Tumor cell metabolism—defined as the set of biochemical processes that occur to ensure the survival of organisms—plays a key role in cancer cell proliferation. Cancerous cells hijack the body’s physiological systems through metabolic reprogramming of the TME. Such reprogramming contributes to tumorigenesis through the activation of biological processes that support cell survival, proliferation, and growth.
Because of the TME remodeling, TAMs are able to modulate key metabolic pathways involving glucose, lipid, and amino acid metabolism and cause an immunosuppressive TME, thus shielding cancerous cells from the vigilant immune system and enabling their unchecked growth. Owing to the aforementioned reasons, targeting the metabolism-related pathways of TAMs may exert anti-tumor effects. It is therefore important to study TAM-related metabolic targets in the TME.
“TAMs express a pro-tumor phenotype by increasing glycolysis, fatty acid oxidation, cholesterol efflux, and arginine, tryptophan, glutamate, and glutamine metabolism. Previous studies on the metabolism of TAMs demonstrated that metabolic reprogramming has intimate crosstalk with anti-tumor or pro-tumor phenotypes and is crucial for the function of TAMs themselves. Targeting metabolism-related pathways is emerging as a promising therapeutic modality because of the massive metabolic remodeling that occurs in malignant cells and TAMs,” says Dr. Zhang.
TAMs manipulate metabolic pathways in many different ways. For example, enzymes promoting the metabolism of glucose were found to be over-produced in TAMs isolated from patients with pancreatic cancer. TAMs are also known to alter iron metabolism. Because tumor cells require excess iron, TAMs—key sources of iron—release it into the TME, thus increasing its availability to tumor cells.

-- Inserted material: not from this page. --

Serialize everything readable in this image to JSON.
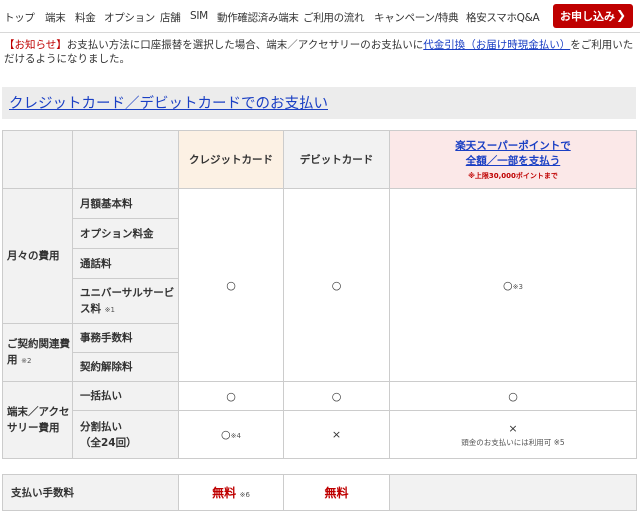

These processes can be manipulated, though. Targeting metabolism-related pathways has been shown to be effective in suppressing tumors in mice and even in clinical trials. The inclusion of therapeutics like immune checkpoint inhibitors (ICIs) further increases the efficacy of targeting metabolic therapies. ICIs are drugs that blocks proteins called “checkpoints.” These proteins are synthesized by immune cells as well as cancer cells (which imitate our body’s cells and thereby avoid being detected and destroyed by our own vigilant immune system). Clinical evidence clearly suggests that the efficacy of ICIs is improved when therapeutic strategies targeting metabolism-related pathways are included in the treatment plan.